Manor by-election, 9 November 1995
| Party |  | Candidate | Votes | % | ±% |
|---|---|---|---|---|---|
|  | Labour | June Conyard | 657 | 86.7 | +6.0 |
|  | Liberal Democrats | David Oram | 101 | 13.3 | −6.0 |
| Majority |  |  | 556 | 73.4 | N/A |
| Turnout |  |  |  | 16.6 | −21.7 |
| Registered electors |  |  |  |  |  |
|  | Labour hold |  | Swing |  |  |

The by-election was called following the resignation of Cllr.

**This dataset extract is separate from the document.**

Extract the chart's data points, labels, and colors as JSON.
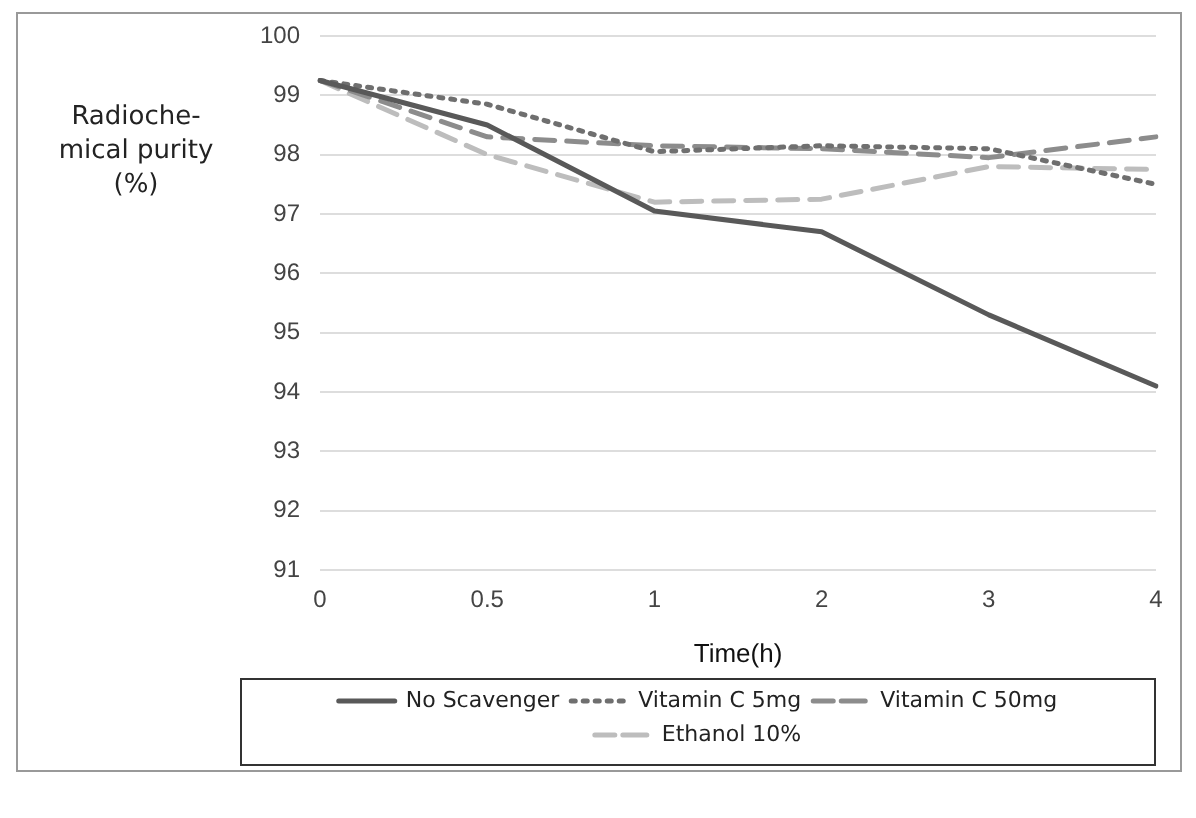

Alastair Hannah-Rogers.

===Parsloes===

Parsloes by-election, 9 November 1995
| Party |  | Candidate | Votes | % | ±% |
|---|---|---|---|---|---|
|  | Labour | Steven Gill | 604 | 57.1 | +8.0 |
|  | Independent Labour | John Broughton | 360 | 34.1 | −2.9 |
|  | Liberal Democrats | Alan Cooper | 93 | 8.8 | −5.1 |
| Majority |  |  | 244 | 23.0 | N/A |
| Turnout |  |  |  | 22.3 | −16.5 |
| Registered electors |  |  |  |  |  |
|  | Labour hold |  | Swing |  |  |

The by-election was called following the death of Cllr. Joseph Butler.